Marie loved music, and, unlikely as it may seem, her earliest dream had been to be a ballerina, but of course there was no money for any such indulgence. She was not a great reader, nor a theatre-goer, nor was she a traveller, housebound on account of her mother, to some extent, but in truth not especially interested in other cultures, other climates. She left England once only, to go to Zurich for a board meeting, and came back the same night. She was technically a Roman Catholic, but never a very enthusiastic churchgoer, though she loved a drink and a laugh with the priests. For her, God was to be found in flowers and above all in animals. She worshipped, the word is not too strong her pets, a long succession of pampered pussies, most of whom grew dangerously portly under her loving regime. For her, they were, in Auden’s words, the entirely beautiful. In general, she thought the human race a bad lot, but curiously enough, she had a very special gift for friendship, and her friends loved her with a particular intensity, which amounted to devotion. She was extraordinarily lucky in her neighbours, over the years, on both sides of her house in Pinfold Road.
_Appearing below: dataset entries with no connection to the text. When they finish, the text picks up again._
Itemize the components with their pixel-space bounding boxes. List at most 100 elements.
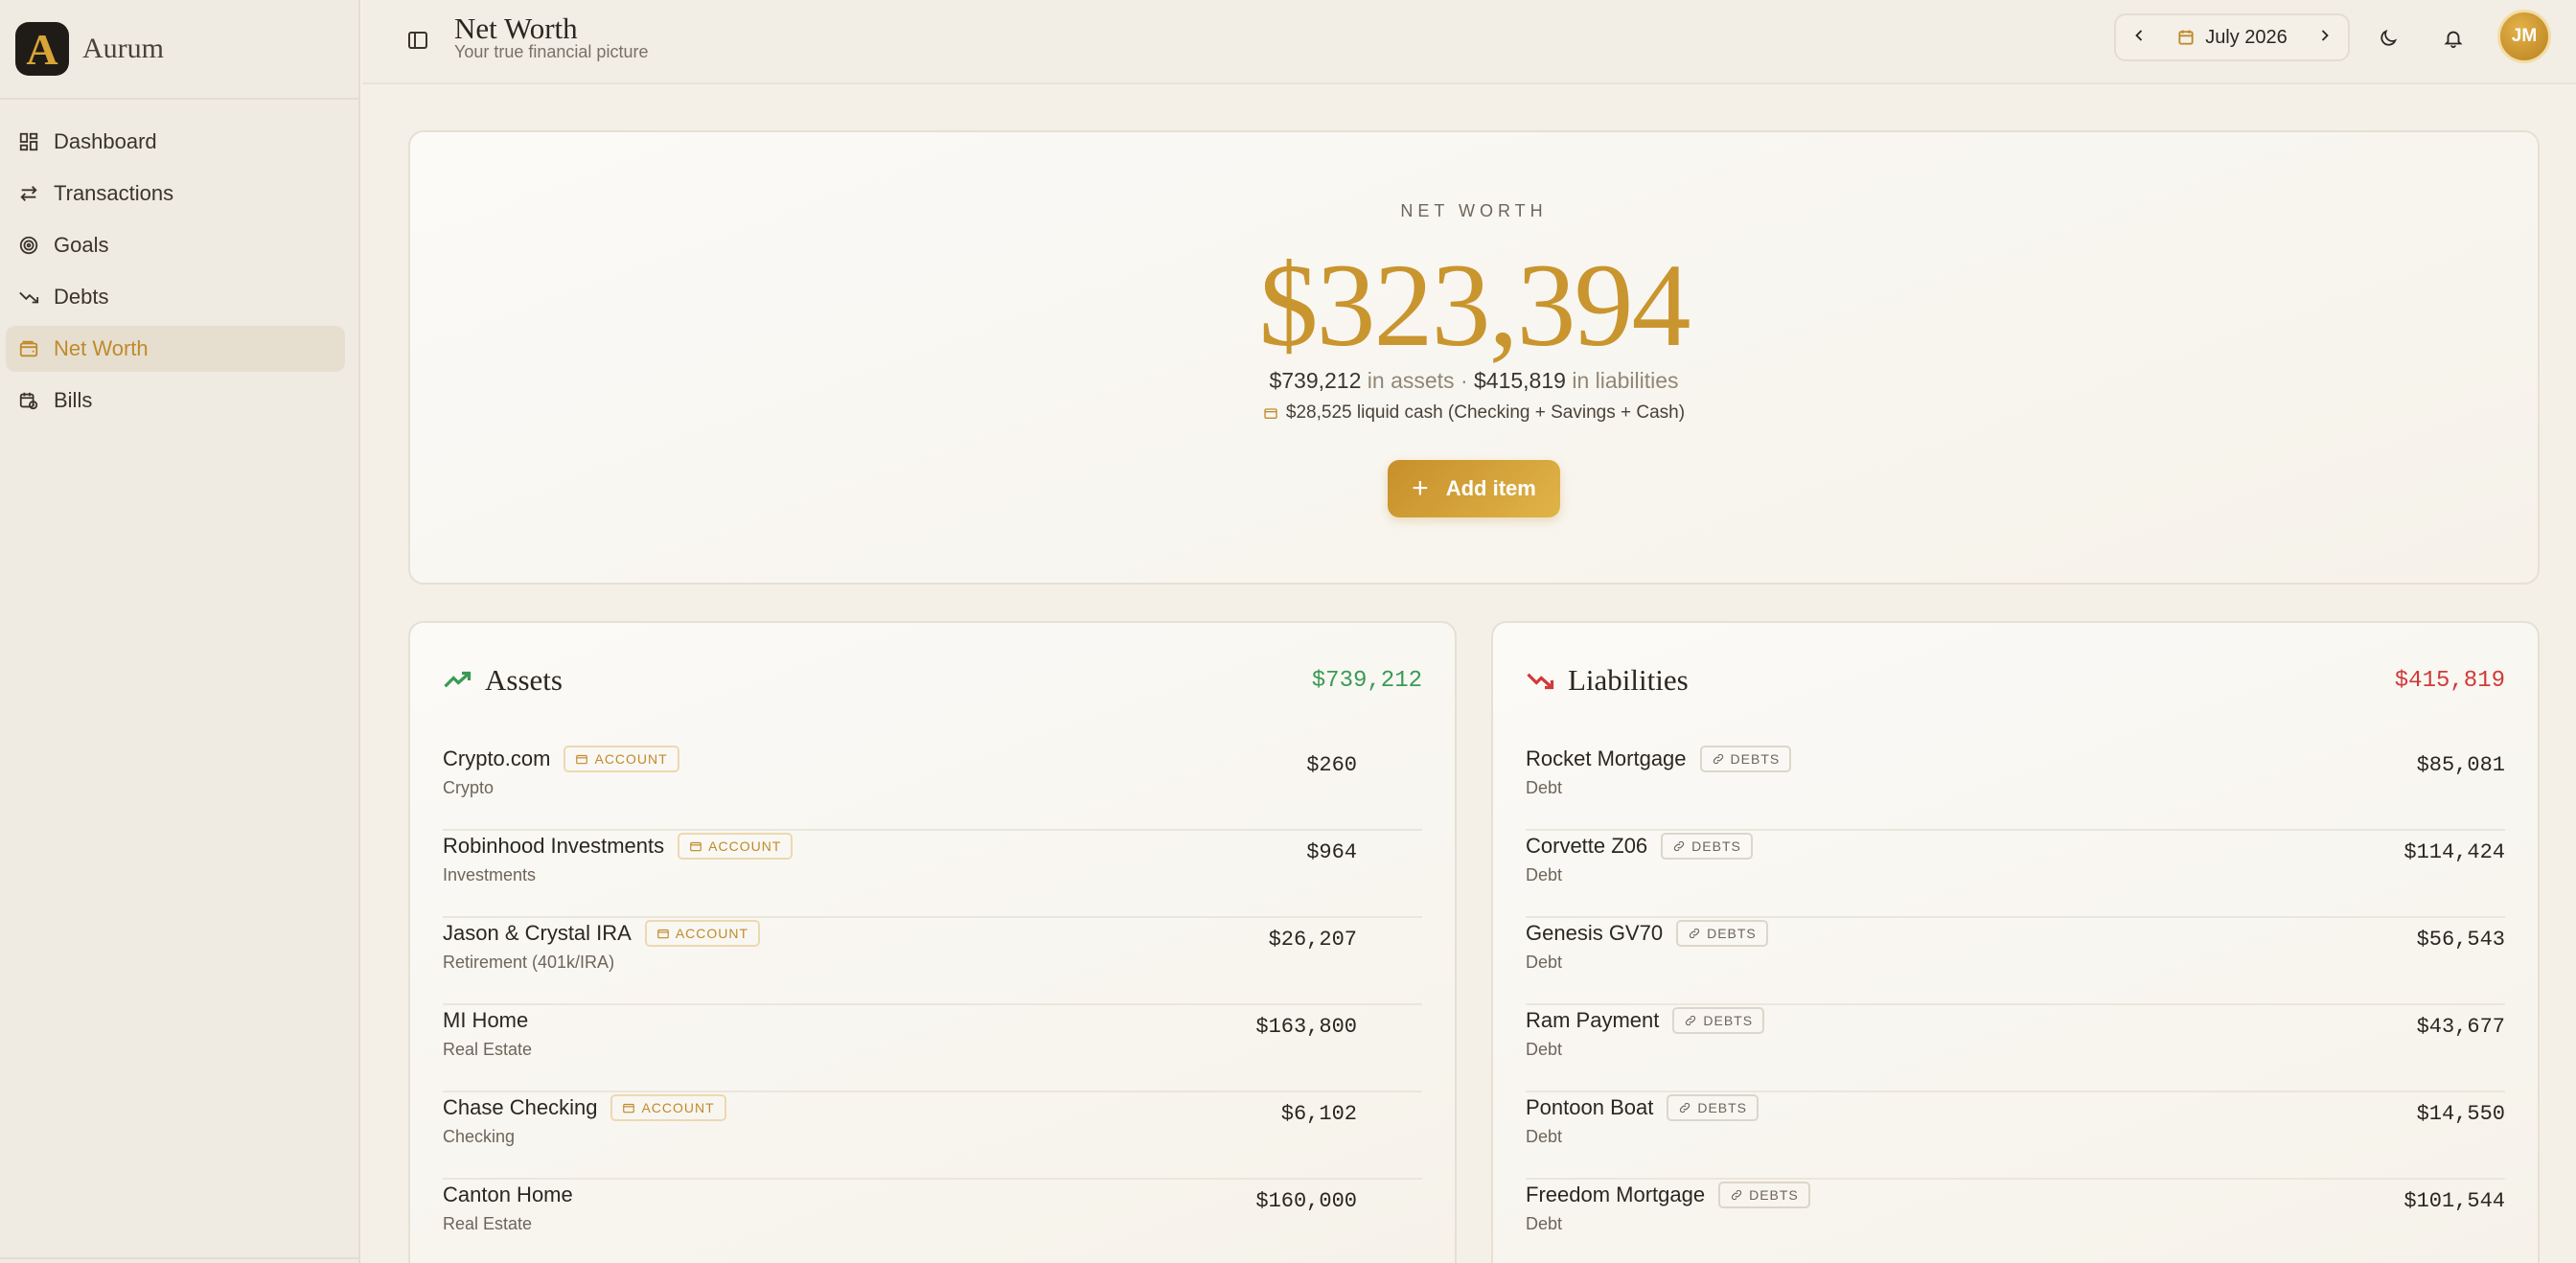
liabilities-text: in liabilities (1572, 368, 1679, 393)
sidebar-item-net-worth[interactable]: Net Worth (6, 326, 345, 372)
badge-label: DEBTS (1691, 838, 1741, 854)
sidebar-item-label: Debts (54, 285, 109, 309)
badge-label: DEBTS (1730, 751, 1781, 767)
list-item[interactable]: Ram Payment DEBTS Debt $43,677 (1526, 1005, 2505, 1092)
assets-title: Assets (443, 663, 563, 698)
panel-left-icon (408, 32, 427, 49)
sidebar-item-bills[interactable]: Bills (6, 378, 345, 424)
arrows-swap-icon (17, 182, 40, 205)
badge-label: DEBTS (1707, 926, 1757, 941)
item-value: $85,081 (2416, 753, 2505, 777)
link-icon (1680, 1102, 1690, 1114)
next-month-button[interactable] (2315, 26, 2334, 50)
assets-list: Crypto.com ACCOUNT Crypto $260 Robinhood Inv… (443, 744, 1422, 1263)
assets-header: Assets $739,212 (443, 661, 1422, 700)
list-item[interactable]: MI Home Real Estate $163,800 (443, 1005, 1422, 1092)
badge-label: DEBTS (1749, 1187, 1799, 1203)
liabilities-header: Liabilities $415,819 (1526, 661, 2505, 700)
list-item[interactable]: Rocket Mortgage DEBTS Debt $85,081 (1526, 744, 2505, 831)
item-value: $163,800 (1255, 1015, 1357, 1039)
item-category: Debt (1526, 1040, 1563, 1059)
net-worth-label: NET WORTH (1400, 201, 1548, 220)
target-icon (17, 234, 40, 257)
item-value: $56,543 (2416, 928, 2505, 952)
sidebar-toggle-button[interactable] (401, 23, 435, 57)
month-selector: July 2026 (2114, 13, 2350, 61)
month-picker[interactable]: July 2026 (2176, 27, 2288, 49)
list-item[interactable]: Freedom Mortgage DEBTS Debt $101,544 (1526, 1180, 2505, 1263)
debts-badge: DEBTS (1667, 1094, 1760, 1121)
wallet-icon (1264, 408, 1277, 419)
brand[interactable]: A Aurum (0, 0, 358, 100)
sidebar-nav: Dashboard Transactions Goals Debts Net W… (0, 100, 358, 424)
assets-panel: Assets $739,212 Crypto.com ACCOUNT Crypto $… (408, 621, 1457, 1263)
add-item-button[interactable]: + Add item (1388, 460, 1560, 517)
sidebar-divider (0, 1257, 358, 1259)
wallet-icon (623, 1103, 635, 1114)
sidebar-item-dashboard[interactable]: Dashboard (6, 119, 345, 165)
list-item[interactable]: Corvette Z06 DEBTS Debt $114,424 (1526, 831, 2505, 918)
sidebar-item-label: Transactions (54, 181, 174, 205)
item-category: Crypto (443, 778, 494, 797)
item-name-line: Freedom Mortgage DEBTS (1526, 1180, 1810, 1210)
item-category: Investments (443, 865, 537, 884)
item-name: Pontoon Boat (1526, 1095, 1654, 1119)
sidebar-item-label: Dashboard (54, 129, 157, 153)
account-badge: ACCOUNT (644, 920, 761, 947)
item-name: Rocket Mortgage (1526, 746, 1687, 770)
debts-badge: DEBTS (1676, 920, 1768, 947)
prev-month-button[interactable] (2129, 26, 2149, 50)
badge-label: ACCOUNT (675, 926, 749, 941)
avatar[interactable]: JM (2497, 10, 2551, 63)
item-name-line: Pontoon Boat DEBTS (1526, 1092, 1760, 1123)
debts-badge: DEBTS (1699, 746, 1792, 772)
notifications-button[interactable] (2436, 21, 2471, 56)
item-category: Checking (443, 1127, 516, 1146)
sidebar: A Aurum Dashboard Transactions Goals Deb… (0, 0, 360, 1263)
liabilities-total: $415,819 (2394, 667, 2505, 694)
list-item[interactable]: Chase Checking ACCOUNT Checking $6,102 (443, 1092, 1422, 1180)
list-item[interactable]: Jason & Crystal IRA ACCOUNT Retirement (40… (443, 918, 1422, 1005)
theme-toggle-button[interactable] (2371, 21, 2405, 56)
calendar-clock-icon (17, 389, 40, 412)
item-name-line: Ram Payment DEBTS (1526, 1005, 1765, 1036)
item-category: Debt (1526, 778, 1563, 797)
list-item[interactable]: Canton Home Real Estate $160,000 (443, 1180, 1422, 1263)
badge-label: ACCOUNT (594, 751, 668, 767)
item-value: $43,677 (2416, 1015, 2505, 1039)
badge-label: DEBTS (1703, 1013, 1754, 1028)
assets-amount: $739,212 (1269, 368, 1362, 393)
sidebar-item-debts[interactable]: Debts (6, 274, 345, 320)
item-name: Chase Checking (443, 1095, 598, 1119)
sidebar-item-goals[interactable]: Goals (6, 222, 345, 268)
item-value: $260 (1306, 753, 1357, 777)
list-item[interactable]: Crypto.com ACCOUNT Crypto $260 (443, 744, 1422, 831)
sidebar-item-transactions[interactable]: Transactions (6, 171, 345, 217)
net-worth-summary-card: NET WORTH $323,394 $739,212 in assets · … (408, 130, 2540, 585)
chevron-right-icon (2321, 29, 2329, 41)
item-name: Corvette Z06 (1526, 834, 1648, 858)
item-name: Robinhood Investments (443, 834, 665, 858)
item-name: Freedom Mortgage (1526, 1183, 1706, 1206)
sidebar-item-label: Bills (54, 388, 93, 412)
trending-up-icon (444, 671, 472, 688)
list-item[interactable]: Pontoon Boat DEBTS Debt $14,550 (1526, 1092, 2505, 1180)
list-item[interactable]: Genesis GV70 DEBTS Debt $56,543 (1526, 918, 2505, 1005)
badge-label: ACCOUNT (708, 838, 782, 854)
sidebar-item-label: Net Worth (54, 336, 149, 360)
trending-down-icon (17, 286, 40, 309)
wallet-icon (657, 929, 669, 939)
liabilities-title: Liabilities (1526, 663, 1689, 698)
item-value: $160,000 (1255, 1189, 1357, 1213)
list-item[interactable]: Robinhood Investments ACCOUNT Investments $… (443, 831, 1422, 918)
sidebar-item-label: Goals (54, 233, 109, 257)
bell-icon (2444, 31, 2463, 49)
item-value: $101,544 (2404, 1189, 2505, 1213)
month-label: July 2026 (2205, 26, 2288, 48)
account-badge: ACCOUNT (564, 746, 679, 772)
item-category: Real Estate (443, 1040, 533, 1059)
item-category: Debt (1526, 865, 1563, 884)
link-icon (1689, 928, 1700, 939)
account-badge: ACCOUNT (678, 833, 794, 860)
wallet-icon (17, 337, 40, 360)
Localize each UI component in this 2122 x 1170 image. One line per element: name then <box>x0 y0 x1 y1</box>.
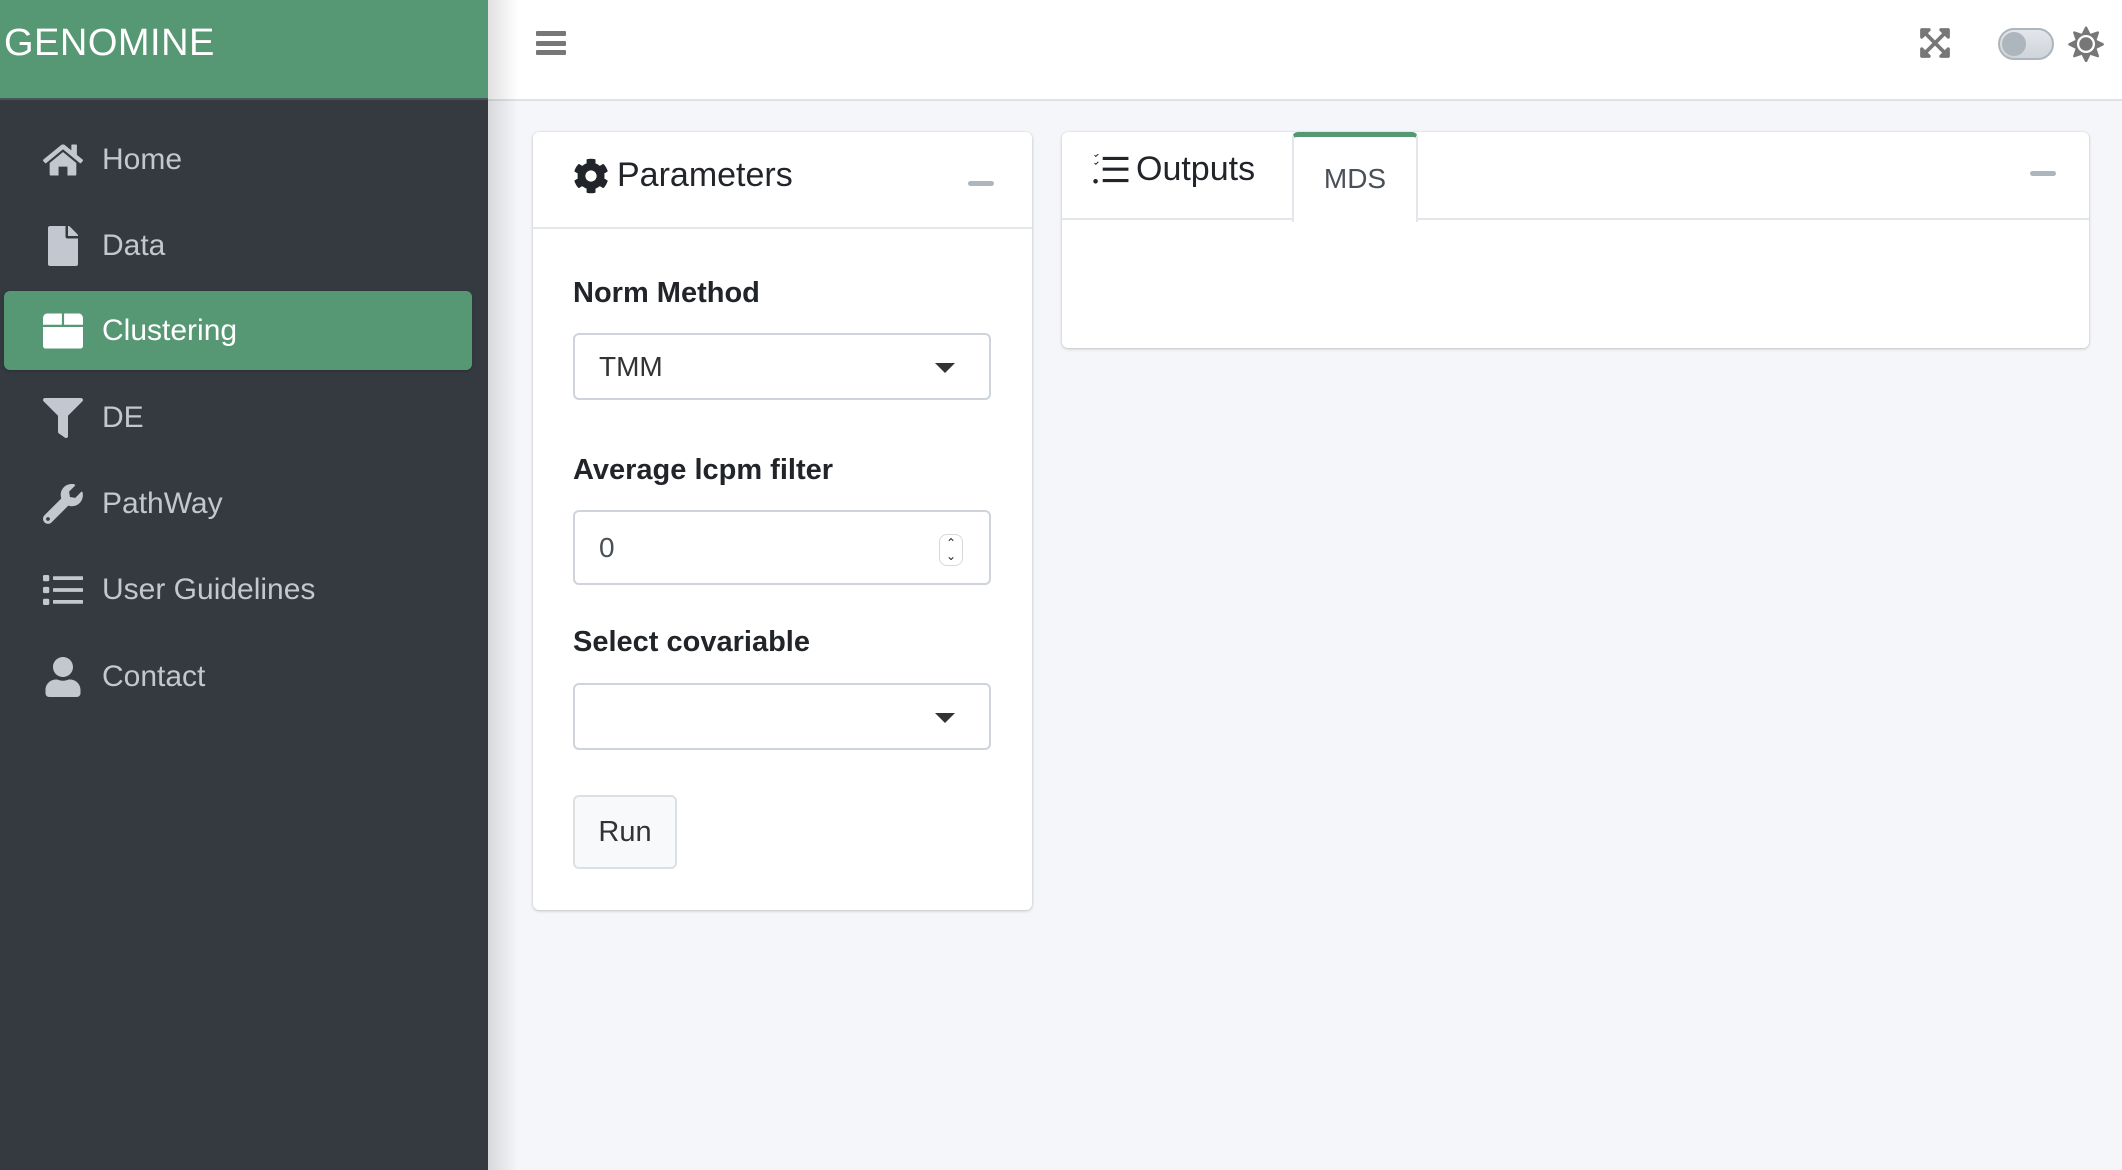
sidebar-item-label: Home <box>102 142 183 176</box>
lcpm-filter-label: Average lcpm filter <box>573 454 834 486</box>
sidebar: GENOMINE Home Data Clustering DE PathWay <box>0 0 488 1170</box>
caret-down-icon <box>935 363 955 373</box>
caret-down-icon <box>935 713 955 723</box>
parameters-collapse-button[interactable] <box>968 181 994 186</box>
covariable-select[interactable] <box>573 683 991 750</box>
sidebar-item-label: User Guidelines <box>102 572 316 606</box>
number-spinner[interactable]: ⌃ ⌄ <box>939 534 963 566</box>
tab-mds-label: MDS <box>1323 163 1387 194</box>
parameters-card: Parameters Norm Method TMM Average lcpm … <box>533 132 1032 910</box>
hamburger-icon-bar <box>536 40 566 46</box>
file-icon <box>42 225 84 267</box>
sidebar-item-label: Contact <box>102 659 206 693</box>
outputs-title: Outputs <box>1092 150 1255 189</box>
sidebar-item-de[interactable]: DE <box>4 378 472 457</box>
theme-mode-button[interactable] <box>2068 26 2104 63</box>
norm-method-value: TMM <box>599 351 663 382</box>
theme-toggle-switch[interactable] <box>1998 28 2054 60</box>
filter-icon <box>42 397 84 439</box>
run-button[interactable]: Run <box>573 795 677 869</box>
list-icon <box>42 569 84 611</box>
chevron-down-icon[interactable]: ⌄ <box>946 550 956 563</box>
lcpm-filter-input[interactable]: 0 ⌃ ⌄ <box>573 510 991 585</box>
fullscreen-button[interactable] <box>1918 26 1952 60</box>
hamburger-icon-bar <box>536 50 566 55</box>
hamburger-icon <box>536 31 566 36</box>
norm-method-select[interactable]: TMM <box>573 333 991 400</box>
sidebar-item-label: PathWay <box>102 486 223 520</box>
sidebar-item-data[interactable]: Data <box>4 206 472 285</box>
gear-icon <box>574 158 608 193</box>
home-icon <box>42 139 84 181</box>
parameters-card-header: Parameters <box>533 132 1032 229</box>
wrench-icon <box>42 483 84 525</box>
top-navbar <box>488 0 2122 101</box>
outputs-card-header: Outputs MDS <box>1062 132 2089 222</box>
sidebar-item-pathway[interactable]: PathWay <box>4 464 472 543</box>
brand-title: GENOMINE <box>4 22 215 64</box>
sidebar-item-user-guidelines[interactable]: User Guidelines <box>4 550 472 629</box>
toggle-knob <box>2002 32 2026 56</box>
norm-method-label: Norm Method <box>573 277 760 309</box>
sidebar-shadow <box>488 0 518 1170</box>
sidebar-item-label: DE <box>102 400 144 434</box>
sidebar-item-label: Clustering <box>102 313 238 347</box>
sun-icon <box>2068 26 2104 63</box>
expand-icon <box>1920 28 1950 58</box>
user-icon <box>42 656 84 698</box>
lcpm-filter-value: 0 <box>599 532 615 563</box>
tasks-list-icon <box>1093 153 1129 184</box>
brand-bar[interactable]: GENOMINE <box>0 0 488 100</box>
sidebar-item-home[interactable]: Home <box>4 120 472 199</box>
parameters-title-text: Parameters <box>617 156 793 194</box>
covariable-label: Select covariable <box>573 626 810 658</box>
outputs-card: Outputs MDS <box>1062 132 2089 348</box>
sidebar-item-label: Data <box>102 228 166 262</box>
tab-mds[interactable]: MDS <box>1292 132 1418 222</box>
sidebar-toggle-button[interactable] <box>536 28 566 58</box>
outputs-title-text: Outputs <box>1136 150 1256 188</box>
sidebar-item-contact[interactable]: Contact <box>4 637 472 716</box>
parameters-title: Parameters <box>573 156 793 195</box>
sidebar-item-clustering[interactable]: Clustering <box>4 291 472 370</box>
box-icon <box>42 310 84 352</box>
outputs-collapse-button[interactable] <box>2030 171 2056 176</box>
In particular, in her last years the twin blessings of Nick Bell at No 2, unendingly generous with his time and energy, and at No 6 the family of Christina Matthews brought her meals, gossip, advice and huge affection which continued to her dying moments, Christina talking to her as she lay unconscious, assuring her of all the arrangements that had been made in impeccable order as Marie would so ardently have desired. She could be astringent, demanding, haughty, harsh in judgement, but there was about her a splendour, a magnificence, a bigness of spirit that made all that bearable, almost fitting.

The end was serene. On the day before she died, she had a return to consciousness and she and Nick chatted and laughed and admired some pussycat photos he’d brought to show her. As she sat at the top of St Thomas' Hospital, looking out over the Thames at the House of Commons bathed in golden light, it started to snow, and this must have been the last sight she ever saw, a gentle engulfing whiteness softly descending from above. The following day, she died in her sleep. I arrived at her bedside two minutes later. The nurses, the wonderful, diligent, respectful nurses, who could not have laboured harder for her than if she’d been a Prime Minister or a Queen, had arranged her on the bed, and I sat with her motionless form, her face now clear and strong again after all the fretful turmoil of the pneumonia which beset her at the end, and her still unlined features seemed to be those of a monarch or a warrior, noble, powerful, beautiful. Of course, in life she would have made a scathing joke or uttered a dismissive curse had I said any such thing, but the woman in whose presence I sat that night was the stuff of which greatness is made. Life, as it so often does, balked her of her fulfilment, but anyone who knew her would understand what I mean.